Yep, it’s wild kingdom out here.

To my neighbors: A poem

How many times can a man mow his lawn
Before the grass turns brown?
Yes and how many times can he whack his weeds
Before he’s cut them all down?
Yes and how many hours can he spend blowing leaves
Without just moving them around?
The answer, my friend, is too goddamn many.
The answer is too goddamn many.

No s’mores for you

I fenced in the new garden area today, the once-wooded space I looked at two years ago and said, “You know, we could cut down some of those trees and put in some more garden beds!” It was supposed to take six months, but the cutting down of scrubby pines and the hacking away of undergrowth took more effort than I expected, and so here we are two years, an electric chain saw, and a shockingly large brush pile later. But now finally there are five raised beds with seedlings in them, a dozen dwarf cherry trees, and space for a plastic table and chairs and, soon, a fire pit. And the fence, which makes the whole thing look deliberate, instead of a clearing in the woods in which some logs happen to be laid out geometrically. The fence says that I’ve mixed my labor with the land and the land is therefore mine, in a way that John Locke and the whitetail deer are bound to respect.
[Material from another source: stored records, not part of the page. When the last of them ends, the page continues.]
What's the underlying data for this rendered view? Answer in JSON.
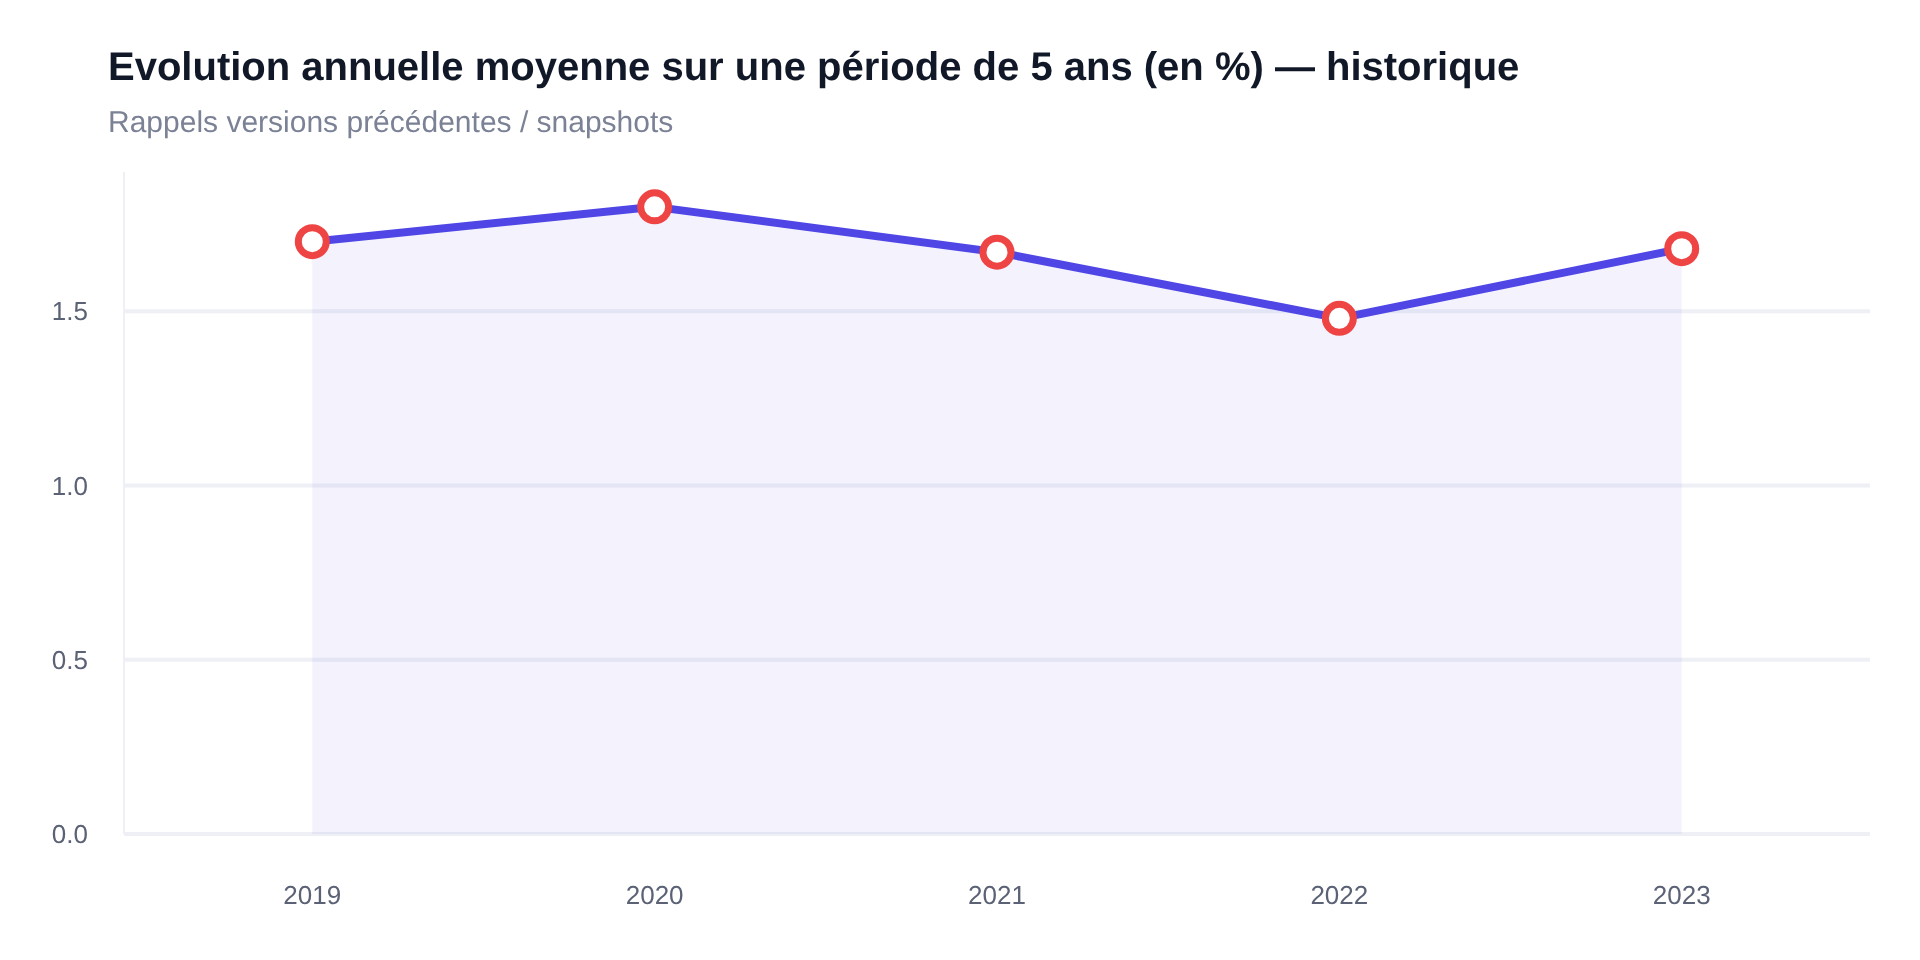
{
  "chart_data": {
    "type": "area",
    "title": "Evolution annuelle moyenne sur une période de 5 ans (en %) — historique",
    "subtitle": "Rappels versions précédentes / snapshots",
    "categories": [
      "2019",
      "2020",
      "2021",
      "2022",
      "2023"
    ],
    "series": [
      {
        "color": "#4f46e5",
        "values": [
          1.7,
          1.8,
          1.67,
          1.48,
          1.68
        ]
      }
    ],
    "ylim": [
      0,
      1.9
    ],
    "yticks": [
      {
        "value": 0,
        "label": "0.0"
      },
      {
        "value": 0.5,
        "label": "0.5"
      },
      {
        "value": 1,
        "label": "1.0"
      },
      {
        "value": 1.5,
        "label": "1.5"
      }
    ],
    "grid": "y",
    "marker": "circle",
    "line_style": "solid"
  }
}
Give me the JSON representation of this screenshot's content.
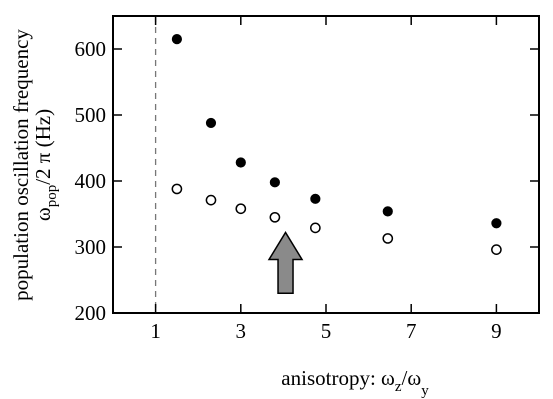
{
  "chart_data": {
    "type": "scatter",
    "xlabel_main": "anisotropy: ω",
    "xlabel_sub1": "z",
    "xlabel_mid": "/ω",
    "xlabel_sub2": "y",
    "ylabel_line1": "population oscillation frequency",
    "ylabel_main": "ω",
    "ylabel_sub": "pop",
    "ylabel_rest": "/2 π  (Hz)",
    "xlim": [
      0,
      10
    ],
    "ylim": [
      200,
      650
    ],
    "xticks": [
      1,
      3,
      5,
      7,
      9
    ],
    "xtick_labels": [
      "1",
      "3",
      "5",
      "7",
      "9"
    ],
    "yticks": [
      200,
      300,
      400,
      500,
      600
    ],
    "ytick_labels": [
      "200",
      "300",
      "400",
      "500",
      "600"
    ],
    "reference_line_x": 1,
    "arrow": {
      "x": 4.05,
      "y_tail": 230,
      "y_head": 322
    },
    "series": [
      {
        "marker": "filled-circle",
        "x": [
          1.5,
          2.3,
          3.0,
          3.8,
          4.75,
          6.45,
          9.0
        ],
        "y": [
          615,
          488,
          428,
          398,
          373,
          354,
          336
        ]
      },
      {
        "marker": "open-circle",
        "x": [
          1.5,
          2.3,
          3.0,
          3.8,
          4.75,
          6.45,
          9.0
        ],
        "y": [
          388,
          371,
          358,
          345,
          329,
          313,
          296
        ]
      }
    ],
    "grid": false,
    "legend": "none"
  }
}
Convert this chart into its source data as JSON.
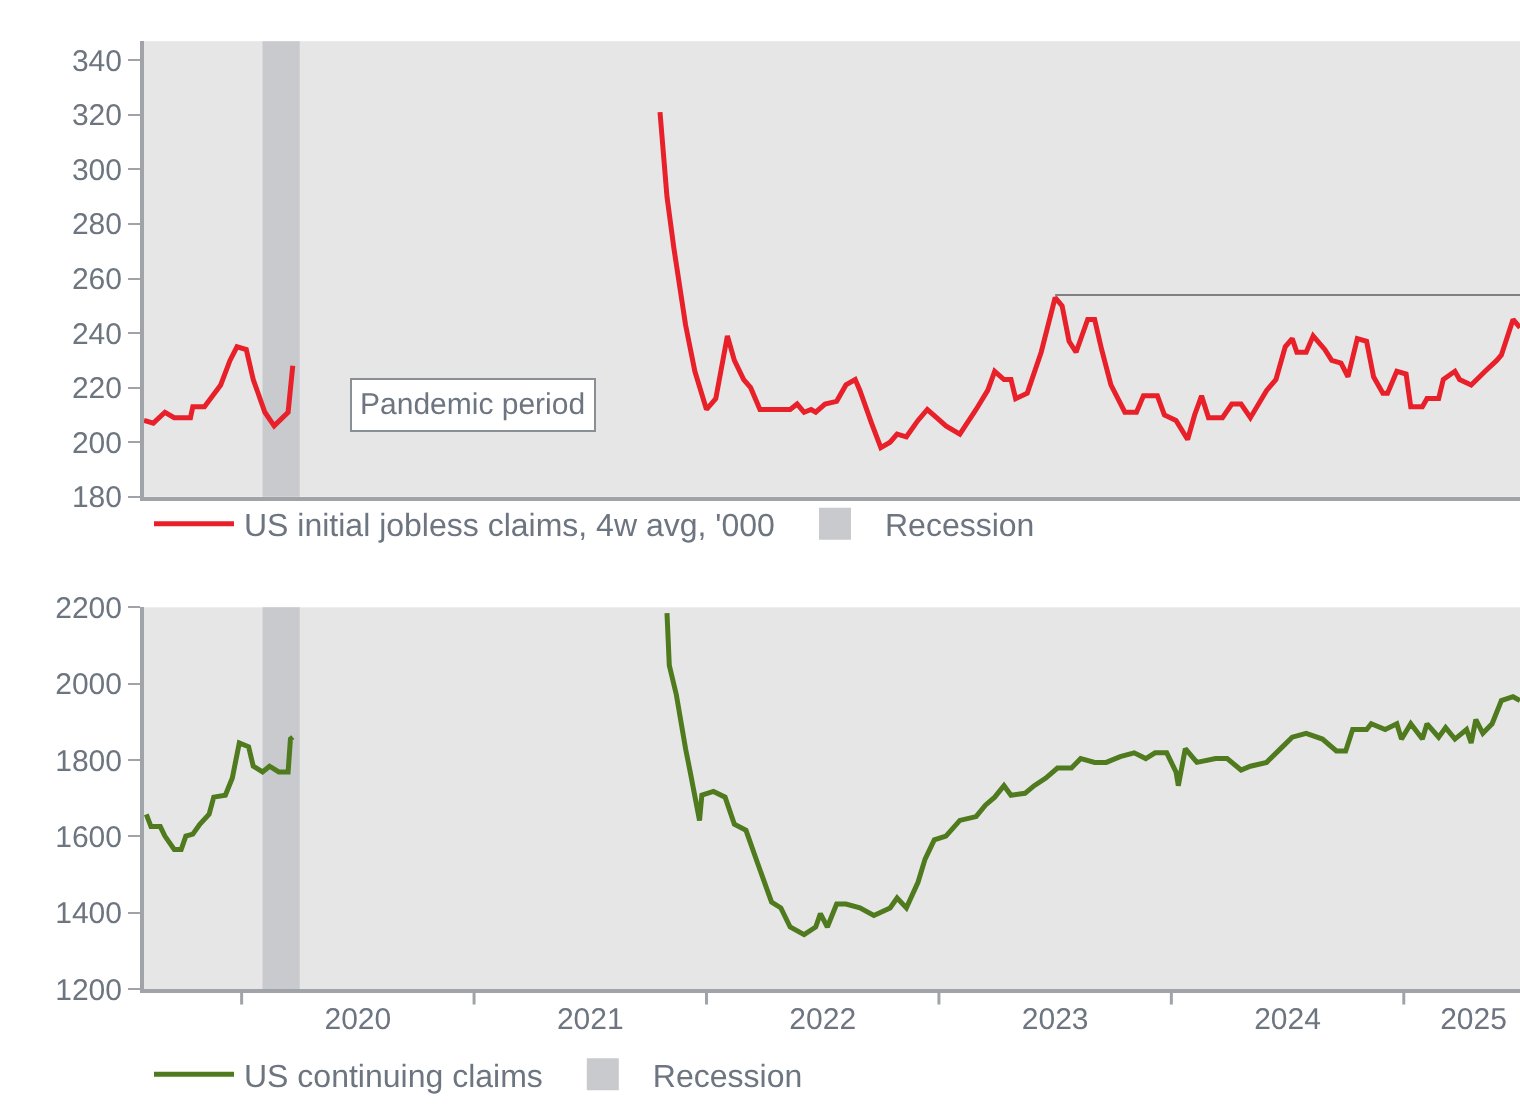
{
  "chart_data": [
    {
      "type": "line",
      "xlim": [
        2019.58,
        2025.5
      ],
      "ylim": [
        180,
        347
      ],
      "yticks": [
        180,
        200,
        220,
        240,
        260,
        280,
        300,
        320,
        340
      ],
      "tick_labels": "y",
      "grid": false,
      "legend": "bottom",
      "annotations": [
        "Pandemic period"
      ],
      "bands": [
        {
          "axis": "x",
          "from": 2020.09,
          "to": 2020.25,
          "label": "Recession",
          "color": "#c8cacd"
        }
      ],
      "series": [
        {
          "name": "US initial jobless claims, 4w avg, '000",
          "color": "#e8202a",
          "x": [
            2019.58,
            2019.62,
            2019.67,
            2019.71,
            2019.78,
            2019.79,
            2019.84,
            2019.91,
            2019.95,
            2019.98,
            2020.02,
            2020.05,
            2020.1,
            2020.14,
            2020.2,
            2020.22,
            2020.23,
            2020.5,
            2021.72,
            2021.76,
            2021.8,
            2021.83,
            2021.86,
            2021.91,
            2021.95,
            2022.0,
            2022.04,
            2022.09,
            2022.12,
            2022.16,
            2022.19,
            2022.23,
            2022.36,
            2022.39,
            2022.42,
            2022.45,
            2022.47,
            2022.51,
            2022.56,
            2022.6,
            2022.64,
            2022.66,
            2022.71,
            2022.75,
            2022.79,
            2022.82,
            2022.86,
            2022.91,
            2022.95,
            2022.99,
            2023.03,
            2023.09,
            2023.16,
            2023.21,
            2023.24,
            2023.28,
            2023.31,
            2023.33,
            2023.38,
            2023.44,
            2023.5,
            2023.53,
            2023.56,
            2023.59,
            2023.64,
            2023.67,
            2023.7,
            2023.74,
            2023.8,
            2023.85,
            2023.88,
            2023.94,
            2023.97,
            2024.02,
            2024.07,
            2024.1,
            2024.13,
            2024.16,
            2024.22,
            2024.26,
            2024.3,
            2024.34,
            2024.41,
            2024.45,
            2024.49,
            2024.52,
            2024.54,
            2024.58,
            2024.61,
            2024.66,
            2024.69,
            2024.73,
            2024.76,
            2024.8,
            2024.84,
            2024.87,
            2024.91,
            2024.93,
            2024.97,
            2025.01,
            2025.03,
            2025.08,
            2025.1,
            2025.15,
            2025.17,
            2025.22,
            2025.24,
            2025.29,
            2025.35,
            2025.4,
            2025.42,
            2025.47,
            2025.5
          ],
          "values": [
            208,
            207,
            211,
            209,
            209,
            213,
            213,
            221,
            230,
            235,
            234,
            223,
            211,
            206,
            211,
            228,
            null,
            null,
            null,
            null,
            321,
            290,
            271,
            243,
            226,
            212,
            216,
            239,
            230,
            223,
            220,
            212,
            212,
            214,
            211,
            212,
            211,
            214,
            215,
            221,
            223,
            219,
            207,
            198,
            200,
            203,
            202,
            208,
            212,
            209,
            206,
            203,
            212,
            219,
            226,
            223,
            223,
            216,
            218,
            233,
            253,
            250,
            237,
            233,
            245,
            245,
            234,
            221,
            211,
            211,
            217,
            217,
            210,
            208,
            201,
            210,
            217,
            209,
            209,
            214,
            214,
            209,
            219,
            223,
            235,
            238,
            233,
            233,
            239,
            234,
            230,
            229,
            224,
            238,
            237,
            224,
            218,
            218,
            226,
            225,
            213,
            213,
            216,
            216,
            223,
            226,
            223,
            221,
            226,
            230,
            232,
            245,
            242
          ]
        },
        {
          "color": "#808080",
          "x": [
            2023.5,
            2025.5
          ],
          "values": [
            254,
            254
          ]
        }
      ]
    },
    {
      "type": "line",
      "xlim": [
        2019.58,
        2025.5
      ],
      "ylim": [
        1200,
        2200
      ],
      "yticks": [
        1200,
        1400,
        1600,
        1800,
        2000,
        2200
      ],
      "xticks": [
        {
          "value": 2020,
          "label": null
        },
        {
          "value": 2021,
          "label": null
        },
        {
          "value": 2022,
          "label": null
        },
        {
          "value": 2023,
          "label": null
        },
        {
          "value": 2024,
          "label": null
        },
        {
          "value": 2025,
          "label": null
        },
        {
          "value": 2020.5,
          "label": "2020"
        },
        {
          "value": 2021.5,
          "label": "2021"
        },
        {
          "value": 2022.5,
          "label": "2022"
        },
        {
          "value": 2023.5,
          "label": "2023"
        },
        {
          "value": 2024.5,
          "label": "2024"
        },
        {
          "value": 2025.3,
          "label": "2025"
        }
      ],
      "grid": false,
      "legend": "bottom",
      "bands": [
        {
          "axis": "x",
          "from": 2020.09,
          "to": 2020.25,
          "label": "Recession",
          "color": "#c8cacd"
        }
      ],
      "series": [
        {
          "name": "US continuing claims",
          "color": "#4f7a1e",
          "x": [
            2019.59,
            2019.61,
            2019.65,
            2019.67,
            2019.71,
            2019.74,
            2019.76,
            2019.79,
            2019.82,
            2019.86,
            2019.88,
            2019.93,
            2019.96,
            2019.99,
            2020.03,
            2020.05,
            2020.09,
            2020.12,
            2020.16,
            2020.2,
            2020.21,
            2020.22,
            2020.23,
            2020.5,
            2021.82,
            2021.83,
            2021.84,
            2021.87,
            2021.91,
            2021.93,
            2021.97,
            2021.98,
            2022.03,
            2022.08,
            2022.12,
            2022.17,
            2022.22,
            2022.28,
            2022.32,
            2022.36,
            2022.42,
            2022.47,
            2022.49,
            2022.52,
            2022.56,
            2022.6,
            2022.66,
            2022.72,
            2022.79,
            2022.82,
            2022.86,
            2022.91,
            2022.94,
            2022.98,
            2023.03,
            2023.09,
            2023.16,
            2023.2,
            2023.24,
            2023.28,
            2023.31,
            2023.37,
            2023.41,
            2023.46,
            2023.51,
            2023.57,
            2023.61,
            2023.67,
            2023.72,
            2023.78,
            2023.84,
            2023.89,
            2023.93,
            2023.98,
            2024.02,
            2024.03,
            2024.06,
            2024.11,
            2024.19,
            2024.24,
            2024.3,
            2024.34,
            2024.41,
            2024.47,
            2024.52,
            2024.58,
            2024.65,
            2024.71,
            2024.75,
            2024.78,
            2024.84,
            2024.86,
            2024.92,
            2024.97,
            2024.99,
            2025.03,
            2025.08,
            2025.1,
            2025.15,
            2025.18,
            2025.22,
            2025.27,
            2025.29,
            2025.31,
            2025.34,
            2025.38,
            2025.42,
            2025.47,
            2025.5
          ],
          "values": [
            1658,
            1626,
            1626,
            1601,
            1566,
            1566,
            1601,
            1606,
            1632,
            1658,
            1703,
            1708,
            1753,
            1845,
            1835,
            1784,
            1769,
            1784,
            1769,
            1769,
            1855,
            1860,
            null,
            null,
            null,
            2185,
            2048,
            1972,
            1830,
            1769,
            1642,
            1708,
            1718,
            1703,
            1632,
            1616,
            1530,
            1428,
            1413,
            1363,
            1343,
            1363,
            1398,
            1363,
            1423,
            1423,
            1413,
            1393,
            1413,
            1439,
            1413,
            1480,
            1540,
            1591,
            1601,
            1642,
            1652,
            1682,
            1703,
            1733,
            1708,
            1713,
            1733,
            1753,
            1779,
            1779,
            1804,
            1794,
            1794,
            1809,
            1819,
            1804,
            1819,
            1819,
            1769,
            1733,
            1830,
            1794,
            1804,
            1804,
            1774,
            1784,
            1794,
            1830,
            1860,
            1870,
            1855,
            1824,
            1824,
            1880,
            1880,
            1895,
            1880,
            1895,
            1855,
            1895,
            1855,
            1895,
            1860,
            1885,
            1855,
            1880,
            1845,
            1906,
            1870,
            1895,
            1956,
            1966,
            1956
          ]
        }
      ]
    }
  ]
}
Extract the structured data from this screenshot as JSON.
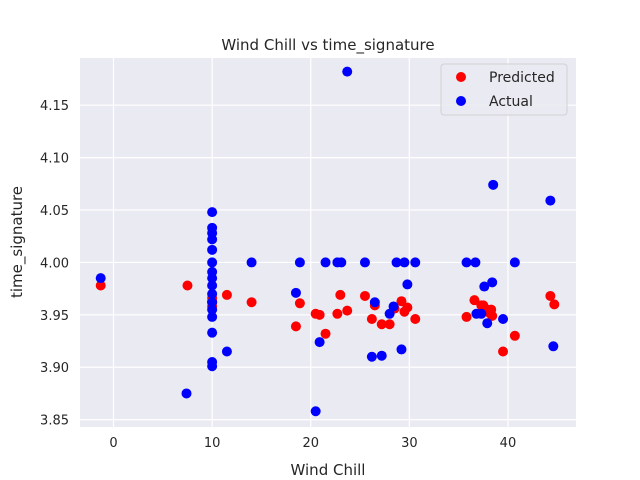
{
  "chart_data": {
    "type": "scatter",
    "title": "Wind Chill vs time_signature",
    "xlabel": "Wind Chill",
    "ylabel": "time_signature",
    "xlim": [
      -3.4,
      46.9
    ],
    "ylim": [
      3.843,
      4.195
    ],
    "xticks": [
      0,
      10,
      20,
      30,
      40
    ],
    "yticks": [
      3.85,
      3.9,
      3.95,
      4.0,
      4.05,
      4.1,
      4.15
    ],
    "ytick_labels": [
      "3.85",
      "3.90",
      "3.95",
      "4.00",
      "4.05",
      "4.10",
      "4.15"
    ],
    "grid": true,
    "legend_position": "top-right",
    "series": [
      {
        "name": "Predicted",
        "color": "#ff0000",
        "points": [
          [
            -1.3,
            3.978
          ],
          [
            7.5,
            3.978
          ],
          [
            10,
            3.962
          ],
          [
            10,
            3.966
          ],
          [
            10,
            3.958
          ],
          [
            10,
            3.963
          ],
          [
            11.5,
            3.969
          ],
          [
            14,
            3.962
          ],
          [
            18.5,
            3.939
          ],
          [
            18.9,
            3.961
          ],
          [
            20.5,
            3.951
          ],
          [
            20.9,
            3.95
          ],
          [
            21.5,
            3.932
          ],
          [
            22.7,
            3.951
          ],
          [
            23,
            3.969
          ],
          [
            23.7,
            3.954
          ],
          [
            25.5,
            3.968
          ],
          [
            26.2,
            3.946
          ],
          [
            26.5,
            3.959
          ],
          [
            27.2,
            3.941
          ],
          [
            28,
            3.941
          ],
          [
            28.5,
            3.956
          ],
          [
            29.2,
            3.963
          ],
          [
            29.5,
            3.953
          ],
          [
            29.8,
            3.957
          ],
          [
            30.6,
            3.946
          ],
          [
            35.8,
            3.948
          ],
          [
            36.6,
            3.964
          ],
          [
            37.3,
            3.959
          ],
          [
            37.5,
            3.959
          ],
          [
            37.7,
            3.956
          ],
          [
            38.1,
            3.952
          ],
          [
            38.3,
            3.955
          ],
          [
            38.4,
            3.949
          ],
          [
            39.5,
            3.915
          ],
          [
            40.7,
            3.93
          ],
          [
            44.3,
            3.968
          ],
          [
            44.7,
            3.96
          ]
        ]
      },
      {
        "name": "Actual",
        "color": "#0000ff",
        "points": [
          [
            -1.3,
            3.985
          ],
          [
            7.4,
            3.875
          ],
          [
            10,
            4.048
          ],
          [
            10,
            4.033
          ],
          [
            10,
            4.028
          ],
          [
            10,
            4.022
          ],
          [
            10,
            4.012
          ],
          [
            10,
            4.0
          ],
          [
            10,
            3.991
          ],
          [
            10,
            3.985
          ],
          [
            10,
            3.978
          ],
          [
            10,
            3.97
          ],
          [
            10,
            3.962
          ],
          [
            10,
            3.955
          ],
          [
            10,
            3.948
          ],
          [
            10,
            3.933
          ],
          [
            10,
            3.905
          ],
          [
            10,
            3.901
          ],
          [
            11.5,
            3.915
          ],
          [
            14,
            4.0
          ],
          [
            18.5,
            3.971
          ],
          [
            18.9,
            4.0
          ],
          [
            20.5,
            3.858
          ],
          [
            20.9,
            3.924
          ],
          [
            21.5,
            4.0
          ],
          [
            22.7,
            4.0
          ],
          [
            23.1,
            4.0
          ],
          [
            23.7,
            4.182
          ],
          [
            25.5,
            4.0
          ],
          [
            26.2,
            3.91
          ],
          [
            26.5,
            3.962
          ],
          [
            27.2,
            3.911
          ],
          [
            28,
            3.951
          ],
          [
            28.4,
            3.958
          ],
          [
            28.7,
            4.0
          ],
          [
            29.2,
            3.917
          ],
          [
            29.5,
            4.0
          ],
          [
            29.8,
            3.979
          ],
          [
            30.6,
            4.0
          ],
          [
            35.8,
            4.0
          ],
          [
            36.7,
            4.0
          ],
          [
            36.8,
            3.951
          ],
          [
            37.3,
            3.951
          ],
          [
            37.6,
            3.977
          ],
          [
            37.9,
            3.942
          ],
          [
            38.4,
            3.981
          ],
          [
            38.5,
            4.074
          ],
          [
            39.5,
            3.946
          ],
          [
            40.7,
            4.0
          ],
          [
            44.3,
            4.059
          ],
          [
            44.6,
            3.92
          ]
        ]
      }
    ]
  },
  "theme": {
    "plot_background": "#eaeaf2",
    "grid_color": "#ffffff",
    "text_color": "#262626"
  }
}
Of course we don’t want to be ugly about it, so Sweet Babboo planted morning glories all along the fence for the neighbors. We’ll put up some bird feeders for the birds whose cover I tore down, though the several biggest trees are still there, too big for my puny chain saw and too expensive to pay someone else to fell. It is still a pretty rustic space, equal parts English garden and backwoods homestead. We just need to “funk it up,” as Sweet Babboo says, with some handcrafted lawn ornaments, and get something to ward off mosquitoes, and then we’ll be able to sit out there in the evenings and toast s’mores in the fire pit and watch the tomatoes grow. And our neighbors with nice lawns will wonder about the weird people with the ducks and the concrete gargoyles who insist on hanging out in this space with no grass, but it’s the South so they’ll be polite and tell us how nice the morning glories look. But if they don’t sound like they mean it they won’t get any s’mores.

Objets d’farm

On my drive into town each morning I pass a piece of land that was once a working farm. (Nearly all the land I pass was once working farmland, but this piece was quite recently a working farm.) For several years it was posted for sale, until not long ago someone bought it. This land is close enough to two towns that I knew it must be too expensive to farm, and I watched, every day on the way in to work, to see what would happen, whether it would become a hobby farm or be carved up into lots or left as “open space.”

Then a single house went up. There would be no major development here. Then the meadow was mowed again, which was not an improvement; I preferred the wildflowers to backyard-length grass. Last winter a set of paddocks appeared in the cleared area. Now I understood: this was to be a horsey farm.

Sermon for a spring afternoon

Friends, I am here today to tell you that you have sinned.

Now, I don’t pretend to know what is in each of your hearts. But you know what you have done. You have referred to rich desserts, anything called “Death by Chocolate”, as “sinful.” You have forgone the gifts of grape and grain, believing them to be the work of the Devil — as if evil had the power to create! You have believed those purveyors of misery who told you that the pleasures of the body are evil indulgences.